Monday, 13 July 2009

Weekly € rates and comments – week commencing 13th July 2009

Sterling fell against most currencies during last week. After Thursday's meeting at the Bank of England (BoE) brief signs of a fight-back were seen as sterling rallied sharply against most major currencies but this only proved to be a blip as rates fell again on Friday. Sterling has continued to fall at the start of this week. The BoE's decision to keep interest rates on hold was of no surprise to the markets. However the surprise was the BoE's decision not to increase the amount of funds available from the £125bn already allocated for their programme of quantitative easing. The reason for this is they need some feedback on what affect the programme has had to date. This week they will get some feedback as we have a raft of economic data out including inflation data tomorrow and on Wednesday unemployment figures. Today we see some data on UK retail sales. I suspect sterling will continue to be under pressure given the very high levels of UK government debt and the lack of any clear and concise plan on how to bring it down.  

 

The € sits at €1.151/£1 inter bank. Significant Eurozone GDP figures last week demonstrated a contraction within the euro economy for the fourth consecutive quarter. However, as the figures were really only as bad as expected, the news of an improvement in German factory for June orders helped to support the euro and maintain its recent positive trend against the pound.
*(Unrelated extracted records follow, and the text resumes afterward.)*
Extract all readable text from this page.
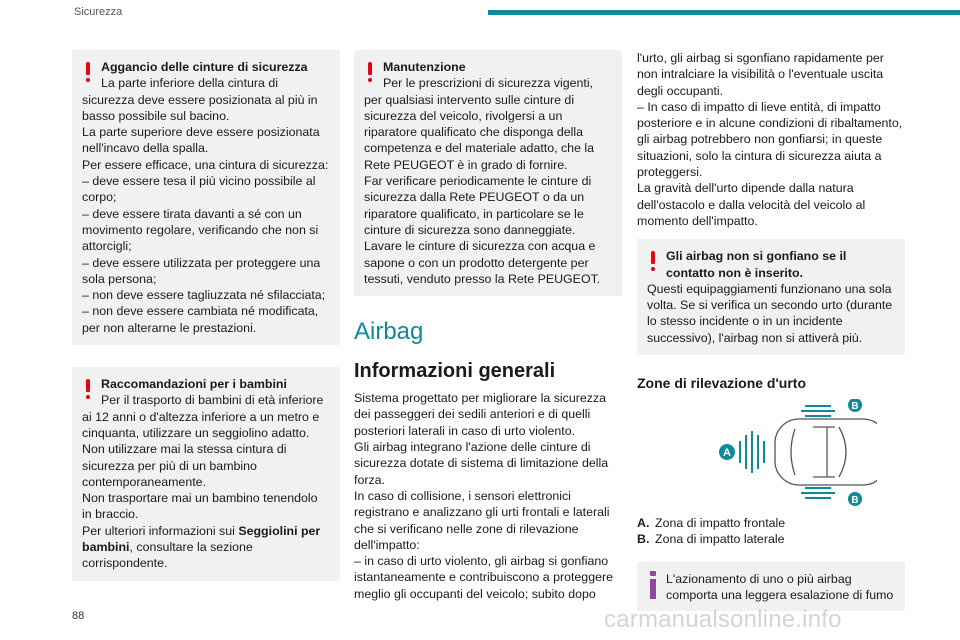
Sicurezza
Aggancio delle cinture di sicurezza
La parte inferiore della cintura di sicurezza deve essere posizionata al più in basso possibile sul bacino.
La parte superiore deve essere posizionata nell'incavo della spalla.
Per essere efficace, una cintura di sicurezza:
– deve essere tesa il più vicino possibile al corpo;
– deve essere tirata davanti a sé con un movimento regolare, verificando che non si attorcigli;
– deve essere utilizzata per proteggere una sola persona;
– non deve essere tagliuzzata né sfilacciata;
– non deve essere cambiata né modificata, per non alterarne le prestazioni.
Raccomandazioni per i bambini
Per il trasporto di bambini di età inferiore ai 12 anni o d'altezza inferiore a un metro e cinquanta, utilizzare un seggiolino adatto.
Non utilizzare mai la stessa cintura di sicurezza per più di un bambino contemporaneamente.
Non trasportare mai un bambino tenendolo in braccio.
Per ulteriori informazioni sui Seggiolini per bambini, consultare la sezione corrispondente.
Manutenzione
Per le prescrizioni di sicurezza vigenti, per qualsiasi intervento sulle cinture di sicurezza del veicolo, rivolgersi a un riparatore qualificato che disponga della competenza e del materiale adatto, che la Rete PEUGEOT è in grado di fornire.
Far verificare periodicamente le cinture di sicurezza dalla Rete PEUGEOT o da un riparatore qualificato, in particolare se le cinture di sicurezza sono danneggiate.
Lavare le cinture di sicurezza con acqua e sapone o con un prodotto detergente per tessuti, venduto presso la Rete PEUGEOT.
Airbag
Informazioni generali
Sistema progettato per migliorare la sicurezza dei passeggeri dei sedili anteriori e di quelli posteriori laterali in caso di urto violento.
Gli airbag integrano l'azione delle cinture di sicurezza dotate di sistema di limitazione della forza.
In caso di collisione, i sensori elettronici registrano e analizzano gli urti frontali e laterali che si verificano nelle zone di rilevazione dell'impatto:
– in caso di urto violento, gli airbag si gonfiano istantaneamente e contribuiscono a proteggere meglio gli occupanti del veicolo; subito dopo
l'urto, gli airbag si sgonfiano rapidamente per non intralciare la visibilità o l'eventuale uscita degli occupanti.
– In caso di impatto di lieve entità, di impatto posteriore e in alcune condizioni di ribaltamento, gli airbag potrebbero non gonfiarsi; in queste situazioni, solo la cintura di sicurezza aiuta a proteggersi.
La gravità dell'urto dipende dalla natura dell'ostacolo e dalla velocità del veicolo al momento dell'impatto.
Gli airbag non si gonfiano se il contatto non è inserito.
Questi equipaggiamenti funzionano una sola volta. Se si verifica un secondo urto (durante lo stesso incidente o in un incidente successivo), l'airbag non si attiverà più.
Zone di rilevazione d'urto
A
B
B
A. Zona di impatto frontale
B. Zona di impatto laterale
L'azionamento di uno o più airbag comporta una leggera esalazione di fumo
88	carmanualsonline.info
A forecast last week from the IMF suggested that any upturn in Eurozone activity over the coming year will be very moderate and gradual. This fits with the position of those trying not to be carried away in looking for the end of the current down-turn and to for now just be satisfied that the rate of the downturn is finally easing. This week we have inflation data for the Euro zone. We also have surveys from Germany on economic and business confidence which should make for interesting reading.

 

Monday, 6 July 2009

Weekly € rates and comments – week commencing 6th July 2009

Last week was a frustrating week for sterling. Monday started positively with the pound making marginal gains on most major currencies thanks to surprisingly positive figures regarding UK house prices. However, following Tuesday's much worse-than-expected UK GDP data which showed the largest contraction in the UK economy for over 50 years, the pound started a downward trend which lasted through the week against the US$. Risk aversion played some part in the large losses for sterling as the positive sentiment that had been growing over the last ten or so weeks fell away and reminded us all that we are far from seeing the end of the recession or the economic problems associated with it. This week we have a range of UK economic data with May industrial production and manufacturing production figures being released on Wednesday and on Thursday we will hear again from the Bank of England after their meeting on interest rates. Once again the expectation is for no change on interest rates but as with recent months it will be the comments from the members of the Monetary Policy Committee and the market reaction to their very cautious tone that may put sterling on the back foot once again.

 

 

The main focus for the Eurozone last week was the European Central Bank's (ECB) decision on interest rates with the outcome a much expected hold at current levels. The accompanying statements were also familiar to recent months' meetings with little sign that policy will take any sudden change of direction. The ECB's outlook for Europe seems to be consistent with recent views that contraction in the Euro-economy will continue throughout 2009 and potentially well into the second half of 2010 seemingly opting for a slow and steady reaction to the rate of decline in productivity. Euro-zone data out this week includes finalised first quarter euro zone GDP figures and German data on trade and inflation. Again steady improvement is expected.